Anleihen in der Blockchain

Vor gut einem Jahr, genauer am 31. Jänner 2023, gab die Europäische Investitions­bank (EIB) die Emission der ersten GBP Anleihe in einer privaten Blockchain bekannt. Veröffentlicht wurde eine gespiegelte Blockchain mit anonymisierten Daten; platziert wurden 50 Millionen Pfund Sterling. Die Emission erfolgte gemeinsam mit BNP Paribas, HSBC und RBC Capital Markets. Die Anleihen wurden in einem digitalen Wertpapier­register auf der HSBC Orion-Plattform eingetragen1).

Die Anleihe war nicht der erste Vorstoß der EIB in diese Richtung. Bereits zwei Jahre zuvor wurde eine EUR Emission in der Blockchain emittiert. Ein Durchbruch der Technologie in der praktischen Anwendung lässt aber nach wie vor auf sich warten. Hierfür scheinen sich klassische Einwände der Blockchain Technologie, wie etwa sehr hoher Energie­verbrauch, nicht anführen zu lassen. Doch bevor man das Haar in der Suppe sucht, sollte man die Vorteile vor den Vorhang holen.

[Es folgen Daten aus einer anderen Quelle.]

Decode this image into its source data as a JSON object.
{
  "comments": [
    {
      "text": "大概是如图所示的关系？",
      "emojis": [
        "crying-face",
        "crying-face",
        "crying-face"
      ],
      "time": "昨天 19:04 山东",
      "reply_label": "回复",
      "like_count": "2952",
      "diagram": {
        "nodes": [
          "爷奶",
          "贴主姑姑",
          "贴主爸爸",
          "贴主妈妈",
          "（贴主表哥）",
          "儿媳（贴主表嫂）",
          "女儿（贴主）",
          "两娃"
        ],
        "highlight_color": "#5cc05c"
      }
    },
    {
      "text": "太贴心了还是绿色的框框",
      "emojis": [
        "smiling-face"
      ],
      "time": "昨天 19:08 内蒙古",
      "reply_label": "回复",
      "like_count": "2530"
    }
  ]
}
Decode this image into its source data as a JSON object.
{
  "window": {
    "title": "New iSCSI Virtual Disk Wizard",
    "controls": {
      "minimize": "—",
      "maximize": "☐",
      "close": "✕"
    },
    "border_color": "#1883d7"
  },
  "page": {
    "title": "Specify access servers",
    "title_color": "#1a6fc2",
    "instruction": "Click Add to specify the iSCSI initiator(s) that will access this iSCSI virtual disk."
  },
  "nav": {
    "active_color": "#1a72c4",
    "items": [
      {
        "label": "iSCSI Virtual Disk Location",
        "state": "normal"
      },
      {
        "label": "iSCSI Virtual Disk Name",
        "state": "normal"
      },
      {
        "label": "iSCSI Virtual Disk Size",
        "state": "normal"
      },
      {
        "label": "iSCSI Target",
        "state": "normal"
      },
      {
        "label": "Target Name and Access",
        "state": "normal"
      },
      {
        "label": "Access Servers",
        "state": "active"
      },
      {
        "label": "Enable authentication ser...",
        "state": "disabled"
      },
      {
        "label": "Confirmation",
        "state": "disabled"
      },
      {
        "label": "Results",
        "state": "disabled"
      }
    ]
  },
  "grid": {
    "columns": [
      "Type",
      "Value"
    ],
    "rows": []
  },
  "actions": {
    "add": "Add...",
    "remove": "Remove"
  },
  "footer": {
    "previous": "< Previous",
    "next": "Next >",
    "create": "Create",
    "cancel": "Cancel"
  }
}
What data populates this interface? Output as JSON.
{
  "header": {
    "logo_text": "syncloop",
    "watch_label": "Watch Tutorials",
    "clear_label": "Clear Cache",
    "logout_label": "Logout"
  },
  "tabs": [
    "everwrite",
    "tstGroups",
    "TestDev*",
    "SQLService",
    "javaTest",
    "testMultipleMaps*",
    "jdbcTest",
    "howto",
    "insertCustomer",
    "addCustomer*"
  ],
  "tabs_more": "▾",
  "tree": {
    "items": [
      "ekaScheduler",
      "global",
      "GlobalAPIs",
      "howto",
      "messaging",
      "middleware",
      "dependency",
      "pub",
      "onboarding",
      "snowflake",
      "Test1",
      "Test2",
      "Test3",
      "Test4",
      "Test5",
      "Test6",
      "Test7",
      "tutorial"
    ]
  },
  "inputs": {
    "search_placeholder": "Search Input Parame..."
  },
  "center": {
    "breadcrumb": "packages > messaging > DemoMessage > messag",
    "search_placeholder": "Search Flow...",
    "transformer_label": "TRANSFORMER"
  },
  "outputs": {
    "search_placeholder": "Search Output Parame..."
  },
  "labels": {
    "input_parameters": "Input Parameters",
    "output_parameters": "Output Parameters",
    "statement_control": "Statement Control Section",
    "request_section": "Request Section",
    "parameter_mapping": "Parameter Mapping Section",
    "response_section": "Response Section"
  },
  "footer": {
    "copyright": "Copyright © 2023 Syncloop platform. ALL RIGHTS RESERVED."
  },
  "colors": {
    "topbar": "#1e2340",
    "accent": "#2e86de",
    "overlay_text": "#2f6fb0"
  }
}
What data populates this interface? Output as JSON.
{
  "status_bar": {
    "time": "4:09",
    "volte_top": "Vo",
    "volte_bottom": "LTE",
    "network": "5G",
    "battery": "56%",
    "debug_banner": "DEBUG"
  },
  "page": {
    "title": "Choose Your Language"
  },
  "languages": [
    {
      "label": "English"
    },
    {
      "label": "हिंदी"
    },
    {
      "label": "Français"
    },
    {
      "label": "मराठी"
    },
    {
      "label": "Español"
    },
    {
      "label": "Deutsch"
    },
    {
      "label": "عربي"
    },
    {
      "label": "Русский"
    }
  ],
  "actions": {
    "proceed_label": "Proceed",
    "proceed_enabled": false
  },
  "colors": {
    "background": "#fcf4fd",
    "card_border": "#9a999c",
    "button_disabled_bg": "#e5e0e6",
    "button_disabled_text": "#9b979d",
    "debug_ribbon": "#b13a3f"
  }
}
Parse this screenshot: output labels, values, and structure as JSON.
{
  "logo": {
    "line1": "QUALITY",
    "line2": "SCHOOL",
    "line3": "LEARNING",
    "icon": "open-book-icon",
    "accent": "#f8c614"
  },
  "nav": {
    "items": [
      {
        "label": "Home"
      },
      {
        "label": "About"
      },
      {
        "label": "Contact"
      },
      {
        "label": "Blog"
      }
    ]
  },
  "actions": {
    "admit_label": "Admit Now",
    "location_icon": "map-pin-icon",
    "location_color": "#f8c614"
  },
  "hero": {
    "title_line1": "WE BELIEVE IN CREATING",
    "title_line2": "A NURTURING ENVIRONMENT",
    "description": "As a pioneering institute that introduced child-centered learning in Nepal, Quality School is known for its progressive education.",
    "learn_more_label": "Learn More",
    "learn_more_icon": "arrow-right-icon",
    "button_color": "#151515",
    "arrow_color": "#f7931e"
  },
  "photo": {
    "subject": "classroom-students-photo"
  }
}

Bei Innovationen spielen subjektive Gründe, wie „cool“ oder „genau meines“, eine wichtige Rolle. Ich würde diese derzeit sogar als wesentliche Treiber für die Entwicklung sehen: Wer zeigt sich nicht gerne als techno­logischer Vorreiter? Denn für handfestere und etwas objektivere Vorteile müssen wir schon etwas tiefer eintauchen.

Man erwartet sich Abwicklungen in Echtzeit und Kosten­effizienz, doch wird das am Ende für eine breite Markt­präsenz der Blockchain im Anleihen­markt reichen? Schließlich ist die Grund­idee der jetzigen Ver­arbeitung von Anleihen­positionen, nämlich eine elektronische Buchungs­zeile in eine Tabelle zu schreiben, weit weg von Ineffizienz. Das Problem spiegelt sich schon in der Headline „EIB begibt erste digitale Anleihe in Pfund Sterling“ des oben genannten Artikels wider. Das Gegenteil von digitalen Anleihen wären analoge, also physische Anleihen. Diese oft kunstvoll aus­gestalteten Dokumente finden sich aber schon seit langer Zeit nur mehr hinter vergilbten Bilder­rahmen; die Nostalgie lässt grüßen. Anleihen wechseln schon lange nicht mehr per Koffer im Zug den Besitzer.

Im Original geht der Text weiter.